According to Keith Pinckard, a medical examiner in Dallas who has followed wrestling fatalities, professional wrasslers are more than 12 times more likely to die of heart disease than other Americans 25-44. Mike “Road Warrior Hawk” Hegstrand, Richard “Ravishing Rick Rude” Rood, Curt Henning, Davey Boy Smith, and “Flyin’” Brian Pillman, are just a few of the recent wrassling casualties attributed in part to steroid abuse. This author knew some of these athletes personally and witnessed their gradual decline.
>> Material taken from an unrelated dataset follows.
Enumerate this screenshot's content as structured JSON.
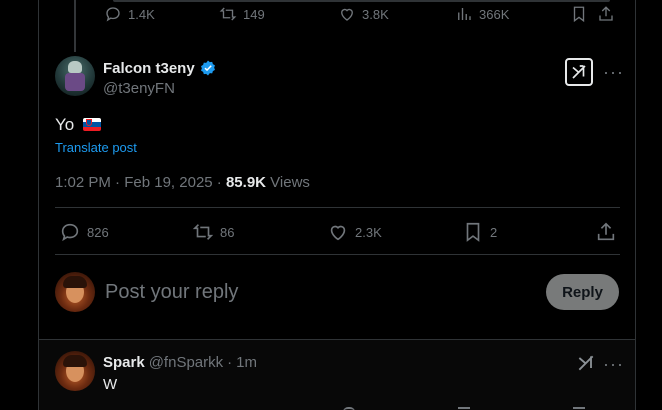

Of course, we don’t often hear about the effects of steroid abuse among average people who are not famous. So, try these on for size:
• Michael Keys, 17, of Mount Clemens, Michigan, put a gun to his head and pulled the trigger in a classic case of “roid rage.” Key had been using steroids for just a few months, and the chemical imbalance drove him into a suicidal rage within 30 seconds of experiencing the trivial annoyance of not being able to open the door to his car, frozen from the icy out door temperatures that day. (People Magazine)
• Benji Ramirez, 17, of Ashtabula, Ohio, collapsed during football practice of a heart attack after a routine tackling drill. The county coroner concluded that steroids had contributed to his death. Many of his friends and classmates – and even his parents – knew that he was on steroids but said nothing – until after his death. (“The Death of an Athlete,” Rick Telander and Merrell Noden, Sports Illustrated)
• Kirk Vinchattle, 22, of Boone, Iowa, suffered an almost-fatal aneurism and lost more than 2 pints of blood after his blood pressure spiked to 240/140 caused from using steroids for just 12 weeks. “I’d rather play Russian Roulette,” says Vinchattle after several days in intensive care. “It’s safer.”
Former NFL All-Pro Lyle Alzado died of brain cancer at 39 after a long history of steroid and HGH abuse. During his career he suffered from numerous bouts of “roid rage” both on and off the field. At one time his cholesterol count was over 400, and a plastic surgeon twice removed baseball-sized lumps from his buttocks from where he had injected himself over the years. Before he died Alzado is quoted as saying, “Whoever is doing this stuff, if you stay on it too long, or maybe if you get on it at all, you’re going to get something bad from it. It is a wrong thing to do. If you’re on steroids or human growth hormone, stop. I should have.” (“I’m Sick and I’m Scared,” by Lyle Alzado as told to Shelley Smith, Sports Illustrated, July 8, 1991). Somehow that says it all.